Lab 4
No design recipe steps are required unless the item says "develop", as in "develop a program" or "develop a function".
Also, the rsound library provides several functions like sine-wave and sawtooth-wave that ... are probably not helpful to you. Using these functions will lead you into the world of signals, and we haven’t covered that in lecture at all, at this point. Don’t use them.
For your test cases in this lab, you’re going to be comparing inexact numbers. It’s not a good idea to compare inexact numbers for equality (they’re inexact, after all), so check-expect won’t let you do it. Instead, use the check-within form.
Next, here’s a tiny example of how you might use indexed-signal and signal->rsound to construct a second of noise:
(define (noisefun i) (/ (random 100) 100)) (define noisysound (signal->rsound (* 1 FRAME-RATE) (indexed-signal noisefun)))
Add (require rsound/draw) to the beginning of your file.
Using rs-read/clip, extract a sample from a song of about ten seconds.
Call rs-draw on your sound. Use the + key to zoom in enough so that you can see the details of the sound.
Using functions you know, add that sound to itself, delayed by 10000 frames. Use rs-scale to lower the volume to 0.5 before adding them together, so that it doesn’t distort.

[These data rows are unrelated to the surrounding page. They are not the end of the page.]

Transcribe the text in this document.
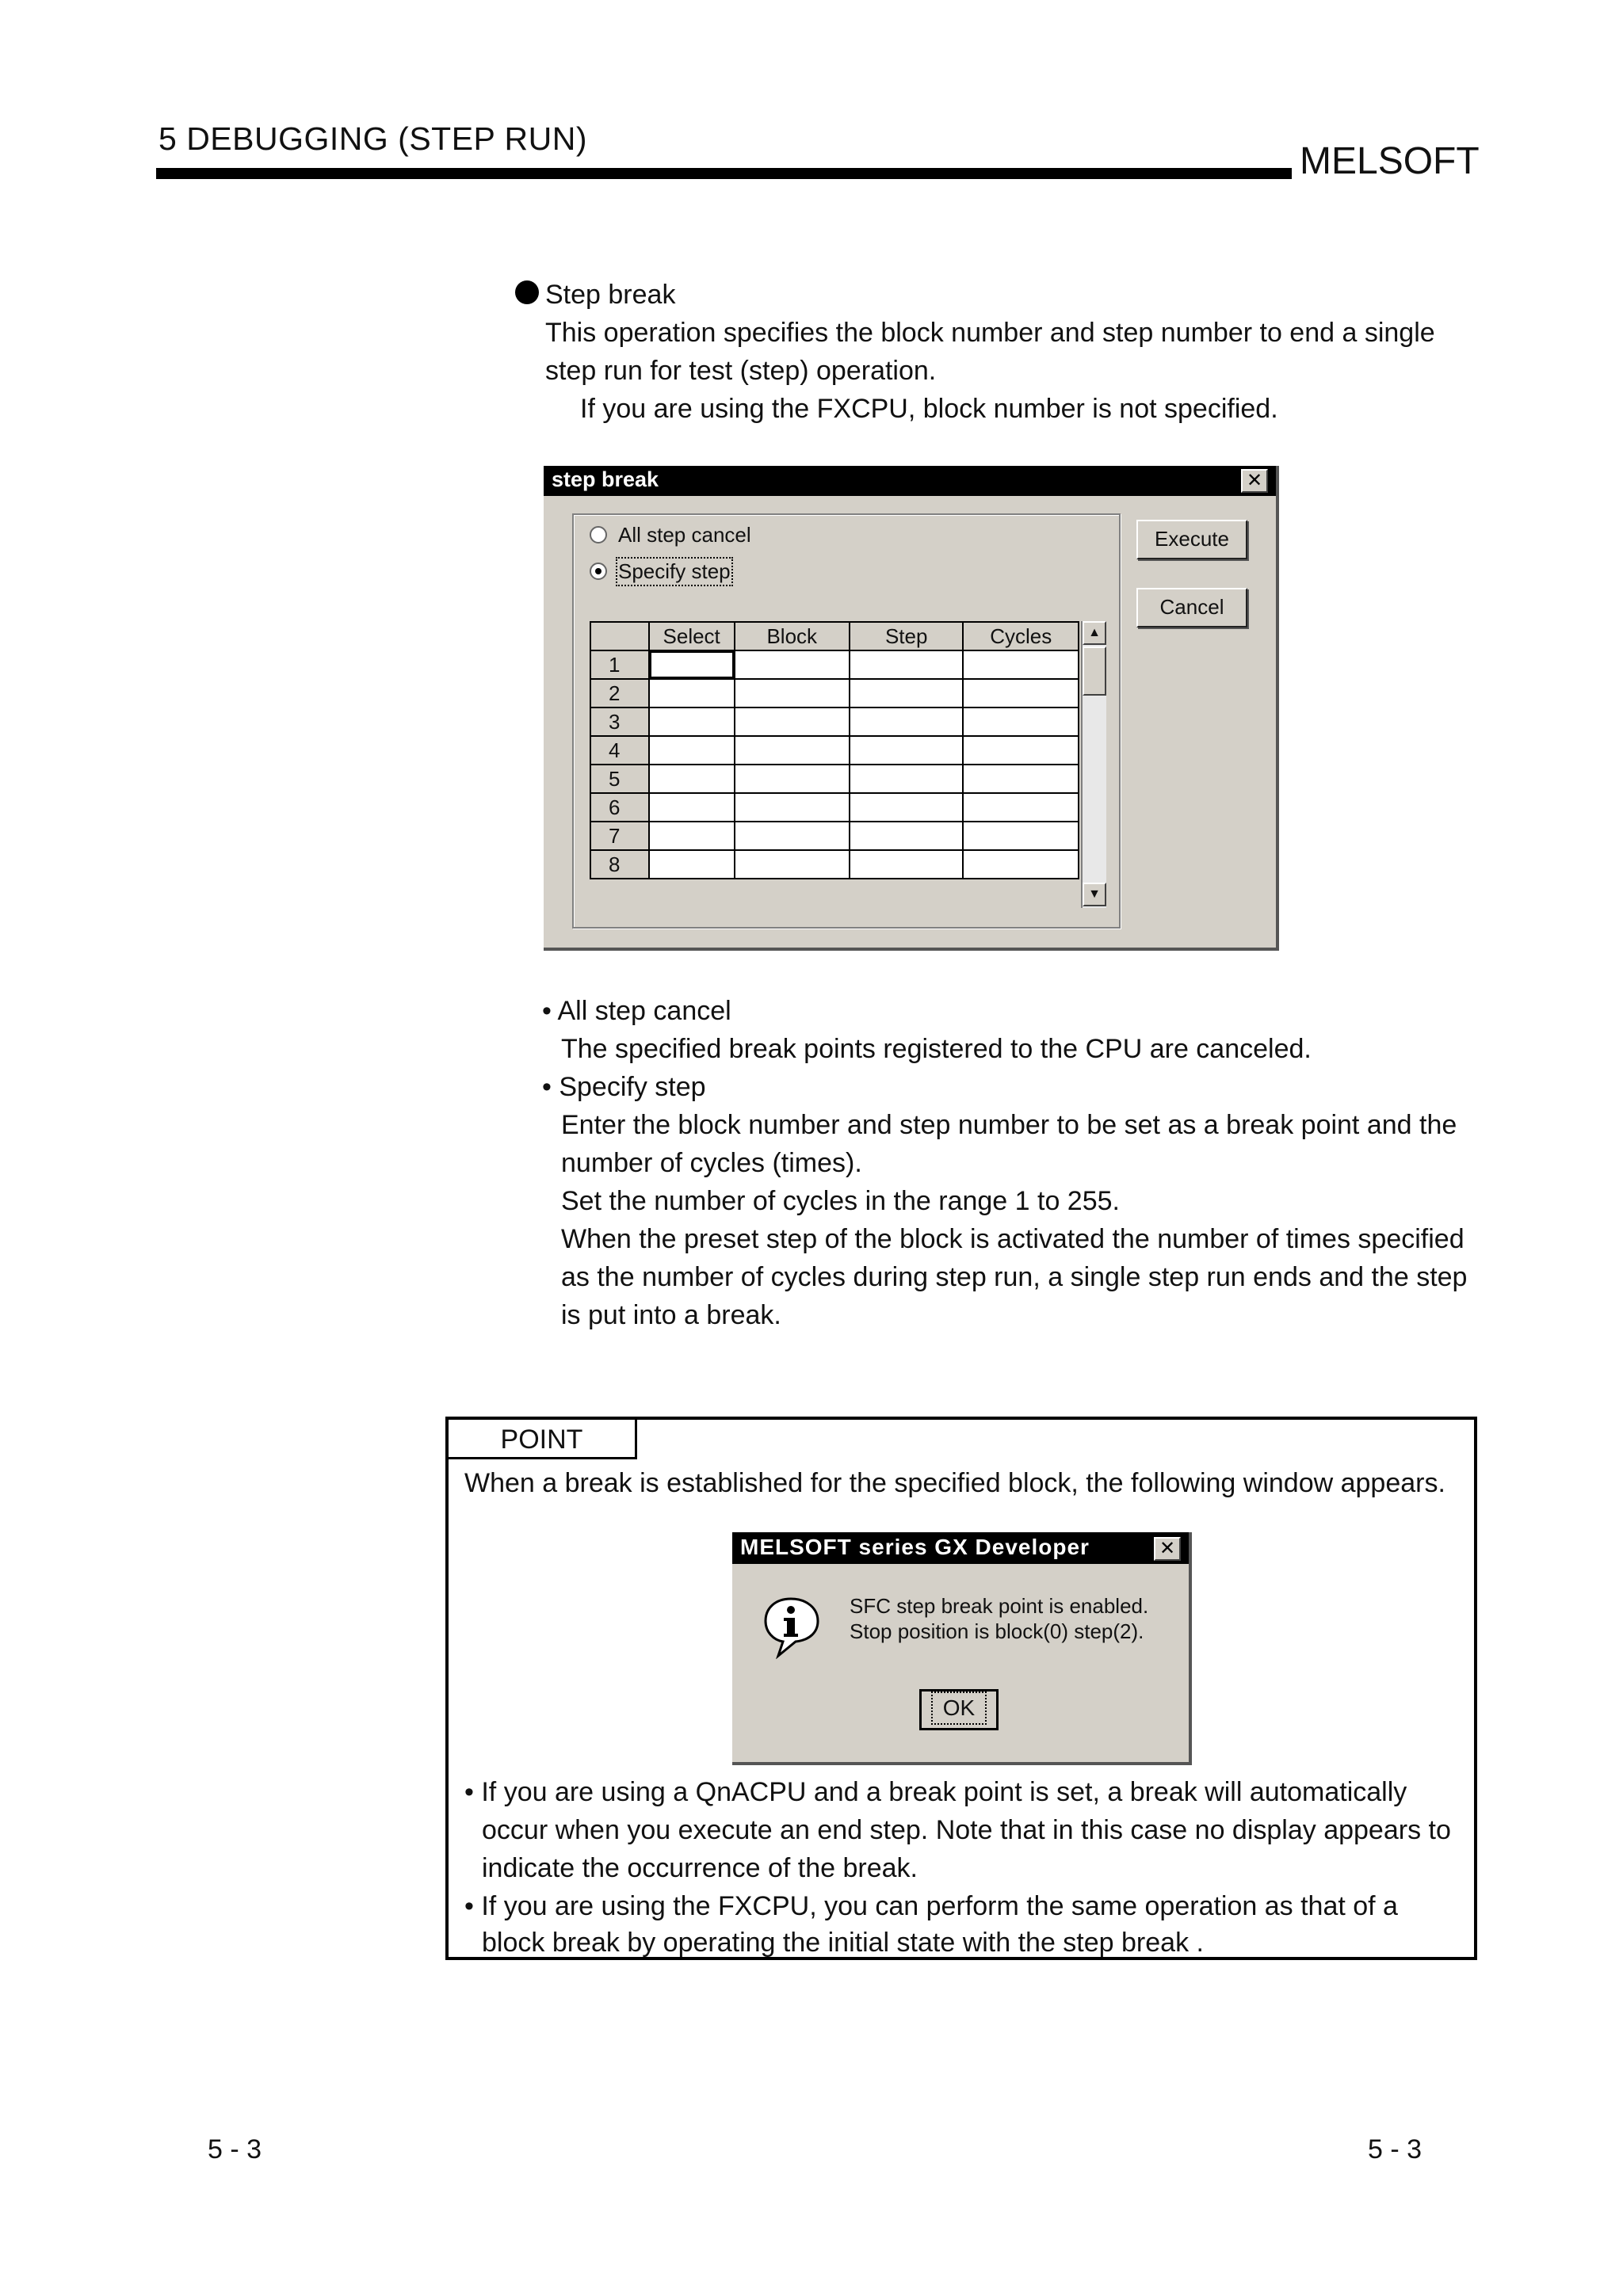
5 DEBUGGING (STEP RUN)
MELSOFT
Step break
This operation specifies the block number and step number to end a single
step run for test (step) operation.
If you are using the FXCPU, block number is not specified.
step break	✕
All step cancel
Specify step
	Select	Block	Step	Cycles
1				
2				
3				
4				
5				
6				
7				
8				
▲
▼
Execute
Cancel
• All step cancel
The specified break points registered to the CPU are canceled.
• Specify step
Enter the block number and step number to be set as a break point and the
number of cycles (times).
Set the number of cycles in the range 1 to 255.
When the preset step of the block is activated the number of times specified
as the number of cycles during step run, a single step run ends and the step
is put into a break.
POINT
When a break is established for the specified block, the following window appears.
• If you are using a QnACPU and a break point is set, a break will automatically
occur when you execute an end step. Note that in this case no display appears to
indicate the occurrence of the break.
• If you are using the FXCPU, you can perform the same operation as that of a
block break by operating the initial state with the step break .
MELSOFT series GX Developer	✕
SFC step break point is enabled.
Stop position is block(0) step(2).
OK
5 - 3	5 - 3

Once again, add that sound to itself, delayed by only 10 frames. How does it sound? Try it with 10, 5, and 1 frames. Write a comment describing how they sound. You might want to listen with headphones to the last few.
Change your language level to "Intermediate". Yay!
Next, we want to reverse this ten-second sound. In order to do this, we need a function that describes what samples are in the new sound. More specifically, we need a function that maps frame number to sample. (Note: we’re going to ignore the right channel, and use only the left channel, for now.) As a warmup, use a comment to write down what the first four samples of the new (reversed) sound should be. In order to figure it out, use rs-ith/left on the old sound.
Next, develop a function called revsnd that accepts a frame index (natural number) and returns the correct sample for the reversed sound. Because of the interface of indexed-signal, below, the revsnd function must have the signature Number -> Number. Be sure to follow the steps of the design recipe.
Using indexed-signal and signal->rsound and the function you just wrote to reverse the sound. Play it, and make sure it’s backward.
Following a similar set of steps, develop a stretchsnd function to stretch the sound out by a factor of 2, duplicating each sample twice. How does it sound? Write your answer in the form of a comment.
Following a similar set of steps, develop a sinesnd function that produces a sine wave of 440 Hz. Once again: don’t use the sine-wave function, please. Just the simple sin function. Play it.
Following a similar set of steps, develop a multsnd function that multiplies your original sampled sound by a sine wave at 20 Hz. It might help to develop two separate functions for this.
Develop a function that constructs a square wave. This should be 1.0 for a period of time, and then 0.0 for the same period of time, then continue to alternate between 1.0 and 0.0. It should complete a single cycle of high/low 250 times per second, making a wave of 250 Hz. Hint: look up the documentation on the modulo function.
The following steps are awesome, but optional.
OPTIONAL: Construct a sawtooth wave. This is a wave that goes from zero up to 1.0 in a smooth sloped line and then jumps back to zero again. Your wave should have frequency 300 Hz. That is, it should jump back to zero 300 times per second.
OPTIONAL: multiply your sampled sound by a sawtooth wave.
OPTIONAL: multiply the sampled sound by the square wave.